Lors des fêtes de Noël, m'ont été offerts quelques livres dont "Une imposture française", sur Bernard-Henri Lévy, par Nicolas Beau et Olivier Toscer (Les Arènes). En même temps, l'une de mes filles m'a prêté "Les Bienveillantes" de Jonathan Littell, roman qui a obtenu le prix Goncourt et le grand prix de l'Académie française. L'auteur a bénéficié d'une presse enthousiaste mais ne s'est pas dérangé pour se voir remettre le Goncourt et n'a donné qu'une interview ou deux, au motif que la littérature devait être consacrée, non l'écrivain. Un livre encensé donc, un autre totalement passé sous silence. Quand on lit le premier, on est sous le choc. Quand on parcourt le second, on est stupéfié par ce qu'il révèle de BHL, de ses amis, de son réseau d'influence et de beaucoup de médias.
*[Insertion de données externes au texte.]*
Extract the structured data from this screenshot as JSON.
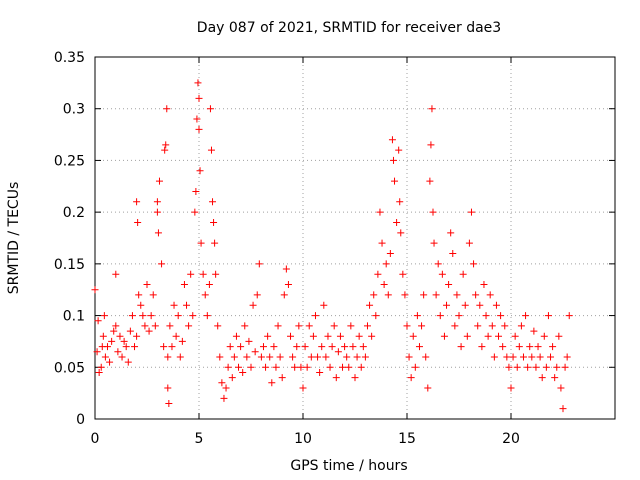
{
  "chart_data": {
    "type": "scatter",
    "title": "Day 087 of 2021, SRMTID for receiver dae3",
    "xlabel": "GPS time / hours",
    "ylabel": "SRMTID / TECUs",
    "xlim": [
      0,
      25
    ],
    "ylim": [
      0,
      0.35
    ],
    "xticks": [
      0,
      5,
      10,
      15,
      20
    ],
    "xtick_labels": [
      "0",
      "5",
      "10",
      "15",
      "20"
    ],
    "yticks": [
      0,
      0.05,
      0.1,
      0.15,
      0.2,
      0.25,
      0.3,
      0.35
    ],
    "ytick_labels": [
      "0",
      "0.05",
      "0.1",
      "0.15",
      "0.2",
      "0.25",
      "0.3",
      "0.35"
    ],
    "grid": true,
    "marker": "plus",
    "color": "#ff0000",
    "series": [
      {
        "name": "dae3",
        "points": [
          [
            0.0,
            0.125
          ],
          [
            0.1,
            0.065
          ],
          [
            0.15,
            0.095
          ],
          [
            0.2,
            0.045
          ],
          [
            0.3,
            0.05
          ],
          [
            0.35,
            0.07
          ],
          [
            0.4,
            0.08
          ],
          [
            0.45,
            0.1
          ],
          [
            0.5,
            0.06
          ],
          [
            0.6,
            0.07
          ],
          [
            0.7,
            0.055
          ],
          [
            0.8,
            0.075
          ],
          [
            0.9,
            0.085
          ],
          [
            1.0,
            0.14
          ],
          [
            1.0,
            0.09
          ],
          [
            1.1,
            0.065
          ],
          [
            1.2,
            0.08
          ],
          [
            1.3,
            0.06
          ],
          [
            1.4,
            0.075
          ],
          [
            1.5,
            0.07
          ],
          [
            1.6,
            0.055
          ],
          [
            1.7,
            0.085
          ],
          [
            1.8,
            0.1
          ],
          [
            1.9,
            0.07
          ],
          [
            2.0,
            0.08
          ],
          [
            2.0,
            0.21
          ],
          [
            2.05,
            0.19
          ],
          [
            2.1,
            0.12
          ],
          [
            2.2,
            0.11
          ],
          [
            2.3,
            0.1
          ],
          [
            2.4,
            0.09
          ],
          [
            2.5,
            0.13
          ],
          [
            2.6,
            0.085
          ],
          [
            2.7,
            0.1
          ],
          [
            2.8,
            0.12
          ],
          [
            2.9,
            0.09
          ],
          [
            3.0,
            0.21
          ],
          [
            3.0,
            0.2
          ],
          [
            3.05,
            0.18
          ],
          [
            3.1,
            0.23
          ],
          [
            3.2,
            0.15
          ],
          [
            3.3,
            0.07
          ],
          [
            3.35,
            0.26
          ],
          [
            3.4,
            0.265
          ],
          [
            3.45,
            0.3
          ],
          [
            3.5,
            0.06
          ],
          [
            3.5,
            0.03
          ],
          [
            3.55,
            0.015
          ],
          [
            3.6,
            0.09
          ],
          [
            3.7,
            0.07
          ],
          [
            3.8,
            0.11
          ],
          [
            3.9,
            0.08
          ],
          [
            4.0,
            0.1
          ],
          [
            4.1,
            0.06
          ],
          [
            4.2,
            0.075
          ],
          [
            4.3,
            0.13
          ],
          [
            4.4,
            0.11
          ],
          [
            4.5,
            0.09
          ],
          [
            4.6,
            0.14
          ],
          [
            4.7,
            0.1
          ],
          [
            4.8,
            0.2
          ],
          [
            4.85,
            0.22
          ],
          [
            4.9,
            0.29
          ],
          [
            4.95,
            0.325
          ],
          [
            5.0,
            0.31
          ],
          [
            5.0,
            0.28
          ],
          [
            5.05,
            0.24
          ],
          [
            5.1,
            0.17
          ],
          [
            5.2,
            0.14
          ],
          [
            5.3,
            0.12
          ],
          [
            5.4,
            0.1
          ],
          [
            5.5,
            0.13
          ],
          [
            5.55,
            0.3
          ],
          [
            5.6,
            0.26
          ],
          [
            5.65,
            0.21
          ],
          [
            5.7,
            0.19
          ],
          [
            5.75,
            0.17
          ],
          [
            5.8,
            0.14
          ],
          [
            5.9,
            0.09
          ],
          [
            6.0,
            0.06
          ],
          [
            6.1,
            0.035
          ],
          [
            6.2,
            0.02
          ],
          [
            6.3,
            0.03
          ],
          [
            6.4,
            0.05
          ],
          [
            6.5,
            0.07
          ],
          [
            6.6,
            0.04
          ],
          [
            6.7,
            0.06
          ],
          [
            6.8,
            0.08
          ],
          [
            6.9,
            0.05
          ],
          [
            7.0,
            0.07
          ],
          [
            7.1,
            0.045
          ],
          [
            7.2,
            0.09
          ],
          [
            7.3,
            0.06
          ],
          [
            7.4,
            0.075
          ],
          [
            7.5,
            0.05
          ],
          [
            7.6,
            0.11
          ],
          [
            7.7,
            0.065
          ],
          [
            7.8,
            0.12
          ],
          [
            7.9,
            0.15
          ],
          [
            8.0,
            0.06
          ],
          [
            8.1,
            0.07
          ],
          [
            8.2,
            0.05
          ],
          [
            8.3,
            0.08
          ],
          [
            8.4,
            0.06
          ],
          [
            8.5,
            0.035
          ],
          [
            8.6,
            0.07
          ],
          [
            8.7,
            0.05
          ],
          [
            8.8,
            0.09
          ],
          [
            8.9,
            0.06
          ],
          [
            9.0,
            0.04
          ],
          [
            9.1,
            0.12
          ],
          [
            9.2,
            0.145
          ],
          [
            9.3,
            0.13
          ],
          [
            9.4,
            0.08
          ],
          [
            9.5,
            0.06
          ],
          [
            9.6,
            0.05
          ],
          [
            9.7,
            0.07
          ],
          [
            9.8,
            0.09
          ],
          [
            9.9,
            0.05
          ],
          [
            10.0,
            0.03
          ],
          [
            10.1,
            0.07
          ],
          [
            10.2,
            0.05
          ],
          [
            10.3,
            0.09
          ],
          [
            10.4,
            0.06
          ],
          [
            10.5,
            0.08
          ],
          [
            10.6,
            0.1
          ],
          [
            10.7,
            0.06
          ],
          [
            10.8,
            0.045
          ],
          [
            10.9,
            0.07
          ],
          [
            11.0,
            0.11
          ],
          [
            11.1,
            0.06
          ],
          [
            11.2,
            0.08
          ],
          [
            11.3,
            0.05
          ],
          [
            11.4,
            0.07
          ],
          [
            11.5,
            0.09
          ],
          [
            11.6,
            0.04
          ],
          [
            11.7,
            0.065
          ],
          [
            11.8,
            0.08
          ],
          [
            11.9,
            0.05
          ],
          [
            12.0,
            0.07
          ],
          [
            12.1,
            0.06
          ],
          [
            12.2,
            0.05
          ],
          [
            12.3,
            0.09
          ],
          [
            12.4,
            0.07
          ],
          [
            12.5,
            0.04
          ],
          [
            12.6,
            0.06
          ],
          [
            12.7,
            0.08
          ],
          [
            12.8,
            0.05
          ],
          [
            12.9,
            0.07
          ],
          [
            13.0,
            0.06
          ],
          [
            13.1,
            0.09
          ],
          [
            13.2,
            0.11
          ],
          [
            13.3,
            0.08
          ],
          [
            13.4,
            0.12
          ],
          [
            13.5,
            0.1
          ],
          [
            13.6,
            0.14
          ],
          [
            13.7,
            0.2
          ],
          [
            13.8,
            0.17
          ],
          [
            13.9,
            0.13
          ],
          [
            14.0,
            0.15
          ],
          [
            14.1,
            0.12
          ],
          [
            14.2,
            0.16
          ],
          [
            14.3,
            0.27
          ],
          [
            14.35,
            0.25
          ],
          [
            14.4,
            0.23
          ],
          [
            14.5,
            0.19
          ],
          [
            14.6,
            0.26
          ],
          [
            14.65,
            0.21
          ],
          [
            14.7,
            0.18
          ],
          [
            14.8,
            0.14
          ],
          [
            14.9,
            0.12
          ],
          [
            15.0,
            0.09
          ],
          [
            15.1,
            0.06
          ],
          [
            15.2,
            0.04
          ],
          [
            15.3,
            0.08
          ],
          [
            15.4,
            0.05
          ],
          [
            15.5,
            0.1
          ],
          [
            15.6,
            0.07
          ],
          [
            15.7,
            0.09
          ],
          [
            15.8,
            0.12
          ],
          [
            15.9,
            0.06
          ],
          [
            16.0,
            0.03
          ],
          [
            16.1,
            0.23
          ],
          [
            16.15,
            0.265
          ],
          [
            16.2,
            0.3
          ],
          [
            16.25,
            0.2
          ],
          [
            16.3,
            0.17
          ],
          [
            16.4,
            0.12
          ],
          [
            16.5,
            0.15
          ],
          [
            16.6,
            0.1
          ],
          [
            16.7,
            0.14
          ],
          [
            16.8,
            0.08
          ],
          [
            16.9,
            0.11
          ],
          [
            17.0,
            0.13
          ],
          [
            17.1,
            0.18
          ],
          [
            17.2,
            0.16
          ],
          [
            17.3,
            0.09
          ],
          [
            17.4,
            0.12
          ],
          [
            17.5,
            0.1
          ],
          [
            17.6,
            0.07
          ],
          [
            17.7,
            0.14
          ],
          [
            17.8,
            0.11
          ],
          [
            17.9,
            0.08
          ],
          [
            18.0,
            0.17
          ],
          [
            18.1,
            0.2
          ],
          [
            18.2,
            0.15
          ],
          [
            18.3,
            0.12
          ],
          [
            18.4,
            0.09
          ],
          [
            18.5,
            0.11
          ],
          [
            18.6,
            0.07
          ],
          [
            18.7,
            0.13
          ],
          [
            18.8,
            0.1
          ],
          [
            18.9,
            0.08
          ],
          [
            19.0,
            0.12
          ],
          [
            19.1,
            0.09
          ],
          [
            19.2,
            0.06
          ],
          [
            19.3,
            0.11
          ],
          [
            19.4,
            0.08
          ],
          [
            19.5,
            0.1
          ],
          [
            19.6,
            0.07
          ],
          [
            19.7,
            0.09
          ],
          [
            19.8,
            0.06
          ],
          [
            19.9,
            0.05
          ],
          [
            20.0,
            0.03
          ],
          [
            20.1,
            0.06
          ],
          [
            20.2,
            0.08
          ],
          [
            20.3,
            0.05
          ],
          [
            20.4,
            0.07
          ],
          [
            20.5,
            0.09
          ],
          [
            20.6,
            0.06
          ],
          [
            20.7,
            0.1
          ],
          [
            20.8,
            0.05
          ],
          [
            20.9,
            0.07
          ],
          [
            21.0,
            0.06
          ],
          [
            21.1,
            0.085
          ],
          [
            21.2,
            0.05
          ],
          [
            21.3,
            0.07
          ],
          [
            21.4,
            0.06
          ],
          [
            21.5,
            0.04
          ],
          [
            21.6,
            0.08
          ],
          [
            21.7,
            0.05
          ],
          [
            21.8,
            0.1
          ],
          [
            21.9,
            0.06
          ],
          [
            22.0,
            0.07
          ],
          [
            22.1,
            0.04
          ],
          [
            22.2,
            0.05
          ],
          [
            22.3,
            0.08
          ],
          [
            22.4,
            0.03
          ],
          [
            22.5,
            0.01
          ],
          [
            22.6,
            0.05
          ],
          [
            22.7,
            0.06
          ],
          [
            22.8,
            0.1
          ]
        ]
      }
    ]
  }
}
"Les Bienveillantes" constitue un monument de 900 pages dont je ne suis pas sûr qu'il ait été lu dans son intégralité par ceux qui en ont rendu compte. Il s'agit d'un livre énorme qui à la fois étouffe par sa documentation, sa surabondance, son amplitude historique et suscite l'admiration par cette dimension même et cet acharnement dans les détails. Loin que le roman soit affaibli par l'interminable monologue du narrateur nazi omniscient et névrosé, on peut regretter au contraire que sa relation passe au second plan, noyée sous le flot d'une masse d'informations et dans la profusion d'un savoir trop impérial, la nudité de la parole solitaire étant accablée par trop d'éléments adventices, et parfois franchement ennuyeux. Ainsi, par exemple, la bagatelle de quatre pages sur les langues caucasiennes qui peuvent se justifier dans le cours du récit mais le plombent tout de même, ralentissant encore une histoire à la démarche d'escargot. Contrairement à ce que j'ai souvent lu, ce sont les séquences intimistes, qui se rapportent à un déséquilibré amoureux de sa soeur, homosexuel et obsédé par l'excrément, qui me semblent de loin les plus réussies. A l'exception d'une quarantaine de pages franchement ridicules où la frénésie sexuelle confine au grotesque, mais largement rattrapées par la fin magnifique qui les suit sur l'atmosphère décomposée de Berlin, le chaos et la fuite des nazis, ce roman est un immense objet littéraire et historique non identifiable, un monde gonflé à bloc et qui craque aux entournures. Il y en a trop pour trop peu de place, et pourtant 900 pages ! L'auteur est à l'évidence quelqu'un et le triomphe fait au livre est mérité car plus que grand, il est singulier, unique. On n'a entendu parler que du roman car Littell n'a cessé de vouloir l'obscurité, en refusant les pièges de la vanité médiatique.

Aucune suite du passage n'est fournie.